In esclusiva italiana, il Teatro Mercadante ha ospitato, presso la magnifica sala del Teatro San Carlo di Napoli, la compagnia del Teatro Alexandrinsky di San Pietroburgo e la messa in scena di Liturgia Zero; un adattamento teatrale di Alexander Zavyalov e Valery Fokin (quest’ultimo curatore anche della regia) del notissimo romanzo di Fëdor Dostoevskij, Il giocatore.
L’opera che, così com’è noto, fu scritta in ventotto giorni per far fronte ai debiti contratti al tavolo da gioco dall’autore russo, trovò ispirazione nell’ossessione che lo stesso aveva per il gioco d’azzardo e nella conseguente riflessione sulla natura nichilista del giocatore. Fokin, giungendo in pieno al cuore dell’opera, erge materialmente, su questi concetti, un altare (una gigantesca roulettes, intorno alla quale ruotano le poltrone su cui seggono i personaggi) intorno al quale gravita una sorta di rito atto all’annullamento dell’individuo.
Il gioco d’azzardo diviene così una liturgia nichilista (da cui il titolo stesso) tesa al raggiungimento, attraverso la vincita (che deve essere totale come quella ottenuta puntando sul numero zero), della liberazione dell’individuo dalle costrizioni materiali e psicologiche della vita sociale. Ed è così che il protagonista, Aleksej Ivànovic, urlando che “il danaro è tutto”, afferma il suo demone e trova la catarsi nell’immagine finale della piecè. Un bambino (verosimilmente il protagonista da infante) seduto in camicia da notte, attraversa la scena, cantando un nenia infantile.
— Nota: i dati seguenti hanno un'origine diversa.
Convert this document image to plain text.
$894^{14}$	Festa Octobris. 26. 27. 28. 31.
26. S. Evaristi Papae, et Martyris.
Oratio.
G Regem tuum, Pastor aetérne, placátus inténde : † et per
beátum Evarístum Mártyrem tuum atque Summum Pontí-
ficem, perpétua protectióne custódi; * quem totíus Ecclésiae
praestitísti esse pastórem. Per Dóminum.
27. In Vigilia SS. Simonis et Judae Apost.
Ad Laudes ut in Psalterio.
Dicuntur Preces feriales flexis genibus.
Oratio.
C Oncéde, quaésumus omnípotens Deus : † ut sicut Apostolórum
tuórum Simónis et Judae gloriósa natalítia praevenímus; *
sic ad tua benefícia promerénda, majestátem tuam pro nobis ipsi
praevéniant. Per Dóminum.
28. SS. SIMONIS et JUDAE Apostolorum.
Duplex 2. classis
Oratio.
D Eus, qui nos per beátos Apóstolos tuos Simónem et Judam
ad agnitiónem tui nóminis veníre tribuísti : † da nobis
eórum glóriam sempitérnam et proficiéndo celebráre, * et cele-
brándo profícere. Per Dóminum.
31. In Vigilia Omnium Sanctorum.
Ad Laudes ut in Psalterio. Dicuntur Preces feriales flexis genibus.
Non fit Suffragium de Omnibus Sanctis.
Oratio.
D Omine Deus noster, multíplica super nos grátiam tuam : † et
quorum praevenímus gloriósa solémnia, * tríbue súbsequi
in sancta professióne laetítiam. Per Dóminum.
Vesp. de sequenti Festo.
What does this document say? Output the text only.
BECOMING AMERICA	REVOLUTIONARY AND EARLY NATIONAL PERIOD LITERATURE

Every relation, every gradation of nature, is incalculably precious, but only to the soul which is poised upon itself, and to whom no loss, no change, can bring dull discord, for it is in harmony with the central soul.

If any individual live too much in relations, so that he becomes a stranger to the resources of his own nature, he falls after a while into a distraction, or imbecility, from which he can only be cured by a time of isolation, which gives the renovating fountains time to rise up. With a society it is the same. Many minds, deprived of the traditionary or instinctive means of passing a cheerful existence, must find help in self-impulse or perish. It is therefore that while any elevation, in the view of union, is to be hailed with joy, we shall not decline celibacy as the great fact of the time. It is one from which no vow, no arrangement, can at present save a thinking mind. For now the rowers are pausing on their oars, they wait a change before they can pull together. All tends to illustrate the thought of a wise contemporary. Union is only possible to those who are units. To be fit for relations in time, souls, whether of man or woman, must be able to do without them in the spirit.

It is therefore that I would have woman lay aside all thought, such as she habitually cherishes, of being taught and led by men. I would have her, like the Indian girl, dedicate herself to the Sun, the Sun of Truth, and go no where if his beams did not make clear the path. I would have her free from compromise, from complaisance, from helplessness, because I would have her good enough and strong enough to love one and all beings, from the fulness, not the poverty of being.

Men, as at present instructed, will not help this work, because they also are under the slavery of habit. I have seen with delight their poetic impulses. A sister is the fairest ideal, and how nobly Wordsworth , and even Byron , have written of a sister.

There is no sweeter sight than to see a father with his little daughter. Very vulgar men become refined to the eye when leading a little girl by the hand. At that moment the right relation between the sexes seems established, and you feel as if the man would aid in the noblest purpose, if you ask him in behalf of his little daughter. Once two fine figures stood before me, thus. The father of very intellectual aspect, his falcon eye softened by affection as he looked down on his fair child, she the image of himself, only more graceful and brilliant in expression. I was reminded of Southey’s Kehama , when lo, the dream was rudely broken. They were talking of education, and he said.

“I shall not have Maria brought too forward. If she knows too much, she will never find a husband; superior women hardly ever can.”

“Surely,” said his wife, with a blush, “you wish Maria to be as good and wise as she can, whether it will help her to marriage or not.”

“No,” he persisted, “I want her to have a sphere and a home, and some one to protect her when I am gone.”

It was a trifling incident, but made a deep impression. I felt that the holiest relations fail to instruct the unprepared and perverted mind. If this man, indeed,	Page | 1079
Un ritorno alla purezza dell’individuo, plausibile riferimento a quell’infanzia oltre la quale, così come nella lettura che Freud diede dell’ossessione patologica per il gioco di Dostoevskij, l’inadeguatezza nei confronti delle aspettative paterne condussero lo scrittore russo all’inconscia ricerca dell’espiazione attraverso l’affermazione del proprio fallimento (ritrovato in ogni perdita di denaro avuta al tavolo verde). Un cifra autoriale che segna l’epilogo con un ottimismo del tutto estraneo all’opera originaria e, più in generale, all’indole creativa dello scrittore moscovita.
Un adattamento da un testo letterario che, così come dalla maggior parte dei casi, seppur si riveli ostico e poco fruibile (il racconto originale è stato così tanto rimaneggiato da perdersi quasi totalmente), dimostra con immediatezza, grazie anche alle magnifiche qualità attoriche della compagnia, una profonda ispirazione nella messa in scena.